Texte intégral
AFFAIRE PRUD'HOMALE
RAPPORTEUR
N° RG 22/01550 - N° Portalis DBVX-V-B7G-OEUR
[K]
C/
S.A.S.U. TMP INDUSTRIE
APPEL D'UNE DÉCISION DU :
Conseil de Prud'hommes - Formation paritaire de BOURG EN BRESSE
du 27 Janvier 2022
RG : F20/00226
COUR D'APPEL DE LYON
CHAMBRE SOCIALE C
ARRÊT DU 28 FEVRIER 2025
APPELANT :
[D] [K]
né le 07 Avril 1969 à [Localité 5]
[Adresse 4]
[Localité 1]
représenté par Me Philippe METIFIOT-FAVOULET, avocat au barreau d'AIN
INTIMÉE :
S.A.S.U. TMP INDUSTRIE
[Adresse 3]
[Localité 2]
représentée par Me Pierre emmanuel THIVEND de la SELARL SELARL D'AVOCAT PIERRE-EMMANUEL THIVEND, avocat au barreau d'AIN
DÉBATS EN AUDIENCE PUBLIQUE DU : 09 Janvier 2025
Présidée par Agnès DELETANG, Présidente magistrat rapporteur, (sans opposition des parties dûment avisées) qui en a rendu compte à la Cour dans son délibéré, assistée pendant les débats de Fernand CHAPPRON, Greffier.
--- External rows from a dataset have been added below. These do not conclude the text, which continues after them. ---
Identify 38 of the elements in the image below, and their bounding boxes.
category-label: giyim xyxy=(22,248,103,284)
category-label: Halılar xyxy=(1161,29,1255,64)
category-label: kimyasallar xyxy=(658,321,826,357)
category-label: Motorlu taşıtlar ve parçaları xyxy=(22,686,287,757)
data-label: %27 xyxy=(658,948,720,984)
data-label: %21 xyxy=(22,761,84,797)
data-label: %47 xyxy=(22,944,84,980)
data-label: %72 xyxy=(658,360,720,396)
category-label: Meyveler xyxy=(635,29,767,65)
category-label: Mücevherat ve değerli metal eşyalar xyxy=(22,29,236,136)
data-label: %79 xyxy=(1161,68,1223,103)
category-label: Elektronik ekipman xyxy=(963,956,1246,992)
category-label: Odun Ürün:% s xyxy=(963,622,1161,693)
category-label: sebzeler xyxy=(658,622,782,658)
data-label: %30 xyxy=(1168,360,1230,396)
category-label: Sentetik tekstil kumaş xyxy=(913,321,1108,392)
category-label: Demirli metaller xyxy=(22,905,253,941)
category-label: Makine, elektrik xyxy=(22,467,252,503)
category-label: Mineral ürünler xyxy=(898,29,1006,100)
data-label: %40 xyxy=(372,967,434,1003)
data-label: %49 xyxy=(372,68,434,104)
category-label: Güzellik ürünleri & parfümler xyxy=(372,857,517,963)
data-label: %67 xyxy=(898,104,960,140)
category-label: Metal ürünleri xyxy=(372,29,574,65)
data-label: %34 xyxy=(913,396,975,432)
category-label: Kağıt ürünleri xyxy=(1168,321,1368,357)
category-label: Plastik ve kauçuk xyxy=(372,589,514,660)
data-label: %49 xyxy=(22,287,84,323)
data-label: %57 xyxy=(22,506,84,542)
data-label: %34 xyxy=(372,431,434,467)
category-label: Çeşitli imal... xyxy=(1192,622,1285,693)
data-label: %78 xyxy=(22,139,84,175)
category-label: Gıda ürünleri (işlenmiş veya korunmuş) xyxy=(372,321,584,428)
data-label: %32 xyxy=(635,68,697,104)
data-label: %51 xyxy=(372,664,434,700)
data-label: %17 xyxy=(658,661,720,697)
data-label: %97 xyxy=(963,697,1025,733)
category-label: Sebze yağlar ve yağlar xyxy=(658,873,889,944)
COMPOSITION DE LA COUR LORS DU DÉLIBÉRÉ :
- Agnès DELETANG, présidente
- Yolande ROGNARD, conseillère
- Régis DEVAUX, conseiller
ARRÊT : CONTRADICTOIRE
Prononcé publiquement le 28 Février 2025 par mise à disposition de l'arrêt au greffe de la Cour, les parties en ayant été préalablement avisées dans les conditions prévues à l'article 450 alinéa 2 du code de procédure civile ;
Signé par Agnès DELETANG, Présidente et par Fernand CHAPPRON, Greffier auquel la minute de la décision a été remise par le magistrat signataire.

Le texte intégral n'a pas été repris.